А потом, единственное, чем они рискуют, так это собственными жизнями – большего у них никогда и не было…
Очевидно, Кларенс и Элиа думали точно так же, потому что шли по заросшей дороге, не сказав ни слова, хотя и прекрасно знали о ее репутации у местного люда. И лишь когда они остановились на ночлег, уставшие и истощенные беспрерывным бегом последних дней, Ольг увидел как Кларенс беспокойно озирается по сторонам, словно выглядывая возможную опасность.
– Не хочу чтобы меня убивали,- угрюмо заявил он наконец. Элиа промолчал, но вид у него был такой, как будто он готов подписаться под этими словами, причем несколько раз и жирными чернилами.
– Я тоже,- согласился Ольг.- Думаете, мне доставляет удовольствие бегать по лесам как загнанный на охоте олень?
– Думаю, тебе нравится опасность,- устало выплюнул Кларенс,- А еще я думаю, что тебе это легче переносить, чем нам, и гордиться тут нечем.
Он злился на Ольга, на чертову погоню, на весь белый свет…Эта злость, начавшая подниматься в душу, еще с ночи, проведенной в замке Радиона, когда Ольг заявил, что останется, а они должны уехать, все нарастала и нарастала. Кларенс даже не пытался ее утихомирить – он был не из тех, кто сдерживают свою ярость… Усталость же многократно ее увеличивала.
Элиа поежился, когда где-то рядом с криком пролетела птица, Ольг же ничего не ответил на его выпад. Его вдруг охватило равнодушие. И не было разницы что думают о нем друзья или враги…рана на предплечье все болела и болела, не желая затягиваться, несмотря на все усилия Кларенса…он понял, что чувствует человек в долгую-долгую болезнь, когда и не умираешь, но выздороветь сил уже не осталось…
Он стоял так, опустив руки, держащие оружие, не замечая как по щекам льются слезы, и переглядываются друзья – Кларенс с непониманием, а Элиа со странной смесью жалости и досады (не должен ты, его кумир, человек, в силу которого он безоговорочно верит беспомощно плакать неизвестно от чего)…
Кларенс бросил охапку листьев, которую держал в руках, подошел поближе:
– Прости,- он виновато опускает голову, но даже так они одного роста.- Я не это хотел сказать.
– Конечно,- язвительно бросает Элиа,- Вечно ляпнешь не подумав!
– Дело не в этом,- сумрачно сказал Ольг,- Дело не в этом.
Он кулаком вытирает непрошеные слезы, и, резко развернувшись, быстрыми шагами уходит в глубь чащи…
Ему давно уже не было настолько плохо безо всякой определенной причины.
Как будто снова и снова потеряна цель в жизни.
Но ведь это не так, у него есть Элиа, и Фалина, и воспоминания о ее глазах и улыбке, и Кирен, которая наверное ждет их каждый вечер на крыльце дома у дороги, и даже злой на язык шалопай Кларенс…
Нет, дело было не в этом, Ольг это чувствовал. Что-то другое угнетало его, что-то гораздо более глубинное, но осознать что именно он не успел: из чащи, там, где он оставил мальчишек раздался отчаянный крик.
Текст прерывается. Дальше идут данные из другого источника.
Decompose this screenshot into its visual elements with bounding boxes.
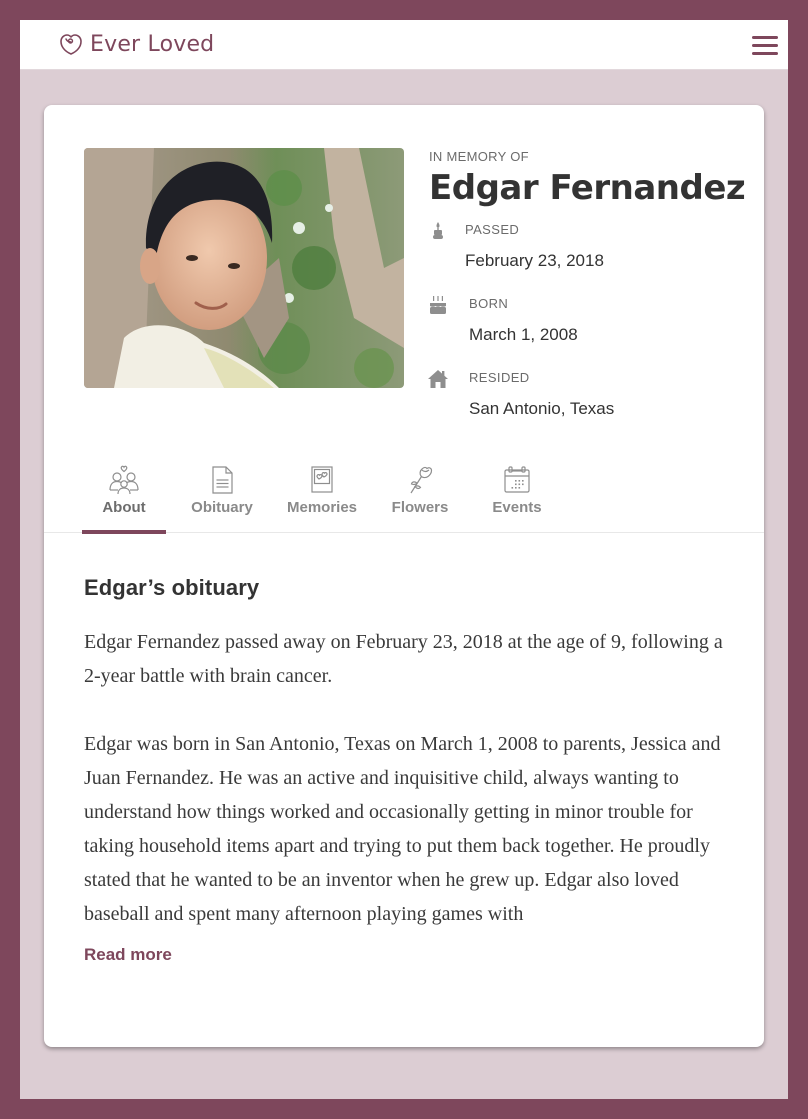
tab-label: Flowers: [391, 499, 449, 516]
photo-frame-icon: [311, 466, 333, 493]
fact-value: March 1, 2008: [469, 325, 578, 344]
fact-label: RESIDED: [469, 370, 530, 385]
obituary-paragraph: Edgar Fernandez passed away on February …: [84, 631, 723, 687]
hamburger-menu-icon-bar: [752, 36, 778, 39]
rose-icon: [410, 466, 433, 494]
calendar-icon: [504, 466, 530, 493]
memorial-card: IN MEMORY OF Edgar Fernandez PASSED Febr…: [44, 105, 764, 1047]
fact-label: BORN: [469, 296, 509, 311]
top-navigation-bar: Ever Loved: [20, 20, 788, 70]
deceased-name: Edgar Fernandez: [429, 168, 746, 208]
fact-born: BORN March 1, 2008: [429, 296, 749, 356]
fact-passed: PASSED February 23, 2018: [429, 222, 749, 282]
memorial-photo: [84, 148, 404, 388]
heart-leaf-icon: [60, 34, 82, 55]
memorial-info: IN MEMORY OF Edgar Fernandez PASSED Febr…: [428, 149, 749, 430]
tab-events[interactable]: Events: [480, 465, 554, 533]
tab-obituary[interactable]: Obituary: [182, 465, 262, 533]
portrait-image: [84, 148, 404, 388]
memorial-tabs: About Obituary Memories Flowers Events: [44, 465, 764, 534]
tab-memories[interactable]: Memories: [282, 465, 362, 533]
fact-value: February 23, 2018: [465, 251, 604, 270]
tab-about[interactable]: About: [82, 465, 166, 534]
read-more-link[interactable]: Read more: [84, 945, 172, 965]
birthday-cake-icon: [430, 296, 446, 314]
brand-logo-link[interactable]: Ever Loved: [58, 31, 214, 57]
tab-flowers[interactable]: Flowers: [384, 465, 456, 533]
obituary-paragraph: Edgar was born in San Antonio, Texas on …: [84, 733, 721, 925]
page-viewport: Ever Loved IN MEMORY OF Edgar Fernandez …: [20, 20, 788, 1099]
obituary-section: Edgar’s obituary Edgar Fernandez passed …: [84, 575, 734, 965]
fact-label: PASSED: [465, 222, 520, 237]
in-memory-of-label: IN MEMORY OF: [429, 149, 529, 164]
obituary-title: Edgar’s obituary: [84, 575, 260, 600]
document-icon: [212, 466, 233, 494]
tab-label: Memories: [286, 499, 358, 516]
tab-label: Obituary: [191, 499, 253, 516]
tab-label: About: [102, 499, 146, 516]
fact-resided: RESIDED San Antonio, Texas: [428, 370, 749, 430]
family-heart-icon: [109, 465, 139, 495]
fact-value: San Antonio, Texas: [469, 399, 615, 418]
hamburger-menu-icon-bar: [752, 52, 778, 55]
candle-icon: [433, 222, 443, 239]
home-icon: [428, 370, 448, 388]
hamburger-menu-button[interactable]: [752, 36, 778, 56]
brand-name: Ever Loved: [90, 31, 215, 57]
hamburger-menu-icon-bar: [752, 44, 778, 47]
tab-label: Events: [492, 499, 542, 516]
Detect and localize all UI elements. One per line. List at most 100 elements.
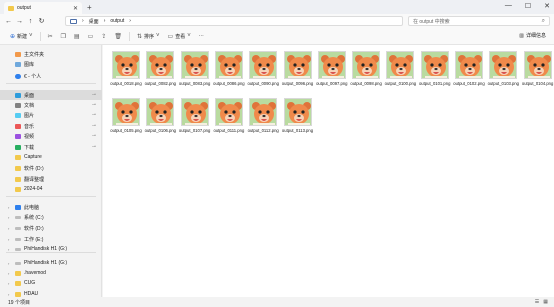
- close-window-button[interactable]: ✕: [544, 2, 550, 10]
- chevron-down-icon: ˅: [29, 33, 33, 39]
- pin-icon: ⊸: [91, 112, 96, 118]
- sidebar-item-label: 主文件夹: [24, 51, 45, 58]
- details-button[interactable]: ▥ 详细信息: [519, 32, 546, 40]
- new-tab-button[interactable]: +: [87, 3, 92, 12]
- file-tile[interactable]: output_0018.png: [109, 49, 142, 96]
- chevron-right-icon[interactable]: ›: [8, 292, 12, 297]
- navigation-bar: ← → ↑ ↻ › 桌面 › output › 在 output 中搜索 ⌕: [0, 14, 554, 28]
- sidebar-item[interactable]: › CUG: [0, 278, 102, 288]
- breadcrumb-output[interactable]: output: [110, 18, 124, 24]
- arrow-right-icon[interactable]: →: [14, 18, 25, 25]
- file-tile[interactable]: output_0097.png: [315, 49, 348, 96]
- arrow-up-icon[interactable]: ↑: [25, 18, 36, 25]
- close-tab-icon[interactable]: ✕: [73, 5, 78, 12]
- sidebar-item[interactable]: 图库: [0, 59, 102, 69]
- chevron-right-icon[interactable]: ›: [8, 226, 12, 231]
- search-input[interactable]: 在 output 中搜索 ⌕: [408, 16, 550, 26]
- sidebar-item[interactable]: › .havemod: [0, 268, 102, 278]
- cut-button[interactable]: ✂: [44, 33, 57, 40]
- file-tile[interactable]: output_0102.png: [452, 49, 485, 96]
- drive-icon: [15, 261, 21, 265]
- thumbnail-view-icon[interactable]: ▦: [543, 299, 548, 305]
- sidebar-item-label: 下载: [24, 144, 35, 151]
- minimize-button[interactable]: —: [505, 2, 512, 10]
- file-tile[interactable]: output_0107.png: [178, 96, 210, 143]
- sidebar-item[interactable]: 主文件夹: [0, 49, 102, 59]
- file-tile[interactable]: output_0098.png: [349, 49, 382, 96]
- new-button[interactable]: ⊕ 新建 ˅: [6, 33, 37, 40]
- chevron-right-icon[interactable]: ›: [8, 271, 12, 276]
- file-tile[interactable]: output_0104.png: [521, 49, 553, 96]
- sort-label: 排序: [144, 33, 155, 40]
- file-name: output_0101.png: [418, 81, 451, 86]
- image-thumbnail: [180, 51, 209, 79]
- sidebar-item[interactable]: 图片 ⊸: [0, 110, 102, 120]
- file-tile[interactable]: output_0103.png: [486, 49, 519, 96]
- arrow-left-icon[interactable]: ←: [3, 18, 14, 25]
- gallery-icon: [15, 61, 21, 67]
- chevron-right-icon[interactable]: ›: [8, 247, 12, 252]
- file-tile[interactable]: output_0082.png: [143, 49, 176, 96]
- sidebar-item[interactable]: 文档 ⊸: [0, 100, 102, 110]
- status-bar: 19 个项目 ☰ ▦: [0, 297, 554, 307]
- sidebar-item[interactable]: 桌面 ⊸: [0, 90, 102, 100]
- folder-icon: [15, 291, 21, 297]
- image-thumbnail: [317, 51, 346, 79]
- chevron-right-icon[interactable]: ›: [8, 261, 12, 266]
- file-tile[interactable]: output_0090.png: [246, 49, 279, 96]
- view-button[interactable]: ▭ 查看 ˅: [164, 33, 195, 40]
- sidebar-item[interactable]: 软件 (D:): [0, 163, 102, 173]
- image-thumbnail: [283, 98, 312, 126]
- paste-icon: ▤: [73, 33, 80, 40]
- paste-button[interactable]: ▤: [70, 33, 84, 40]
- sort-button[interactable]: ⇅ 排序 ˅: [133, 33, 164, 40]
- sidebar-item[interactable]: € - 个人: [0, 71, 102, 81]
- refresh-icon[interactable]: ↻: [36, 17, 47, 25]
- rename-button[interactable]: ▭: [84, 33, 98, 40]
- file-tile[interactable]: output_0096.png: [281, 49, 313, 96]
- sidebar-item[interactable]: 翻译整理: [0, 174, 102, 184]
- sidebar-item[interactable]: › PhiHandisk H1 (G:): [0, 258, 102, 268]
- image-thumbnail: [283, 51, 312, 79]
- file-tile[interactable]: output_0113.png: [281, 96, 313, 143]
- delete-button[interactable]: 🗑: [110, 33, 126, 40]
- folder-icon: [15, 186, 21, 192]
- drive-icon: [15, 237, 21, 241]
- file-tile[interactable]: output_0086.png: [212, 49, 245, 96]
- music-icon: [15, 123, 21, 129]
- sidebar-item[interactable]: 音乐 ⊸: [0, 121, 102, 131]
- sidebar-item-label: 软件 (D:): [24, 165, 44, 172]
- sidebar-item[interactable]: › 工作 (E:): [0, 234, 102, 244]
- copy-icon: ❐: [60, 33, 66, 40]
- divider: [6, 83, 96, 84]
- more-button[interactable]: ···: [195, 33, 208, 39]
- image-thumbnail: [112, 98, 140, 126]
- file-tile[interactable]: output_0111.png: [212, 96, 244, 143]
- file-tile[interactable]: output_0106.png: [143, 96, 176, 143]
- chevron-right-icon[interactable]: ›: [8, 205, 12, 210]
- file-tile[interactable]: output_0105.png: [109, 96, 142, 143]
- file-tile[interactable]: output_0112.png: [246, 96, 279, 143]
- share-button[interactable]: ⇪: [97, 33, 110, 40]
- details-view-icon[interactable]: ☰: [535, 299, 539, 305]
- chevron-right-icon[interactable]: ›: [8, 215, 12, 220]
- file-tile[interactable]: output_0101.png: [418, 49, 450, 96]
- sidebar-item[interactable]: › 此电脑: [0, 202, 102, 212]
- sidebar-item[interactable]: Capture: [0, 152, 102, 162]
- sidebar-item[interactable]: › 软件 (D:): [0, 223, 102, 233]
- item-count: 19 个项目: [8, 299, 30, 306]
- file-tile[interactable]: output_0083.png: [178, 49, 210, 96]
- breadcrumb-desktop[interactable]: 桌面: [89, 18, 99, 25]
- copy-button[interactable]: ❐: [57, 33, 70, 40]
- file-tile[interactable]: output_0100.png: [383, 49, 416, 96]
- maximize-button[interactable]: ☐: [525, 2, 531, 10]
- sidebar-item[interactable]: › 系统 (C:): [0, 212, 102, 222]
- chevron-right-icon[interactable]: ›: [8, 237, 12, 242]
- sidebar-item[interactable]: 视频 ⊸: [0, 131, 102, 141]
- chevron-right-icon[interactable]: ›: [8, 281, 12, 286]
- sidebar-item[interactable]: 下载 ⊸: [0, 142, 102, 152]
- sidebar-item[interactable]: 2024-04: [0, 184, 102, 194]
- tab-output[interactable]: output ✕: [4, 2, 82, 14]
- address-bar[interactable]: › 桌面 › output ›: [65, 16, 403, 26]
- folder-icon: [15, 154, 21, 160]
Голос он узнал бы из тысячи.
Элиа.
Слезы, если такие еще оставались, мгновенно высохли. Ольг рывком вытащил из ножен меч, бесшумно скользнул по упругой траве, и, видящий в сумерках едва ли не лучше чем днем, быстро побежал на крики. Упругие ветки то и дело ударяли его по лицу, но он не сбавляя скорости, достал на ходу меч.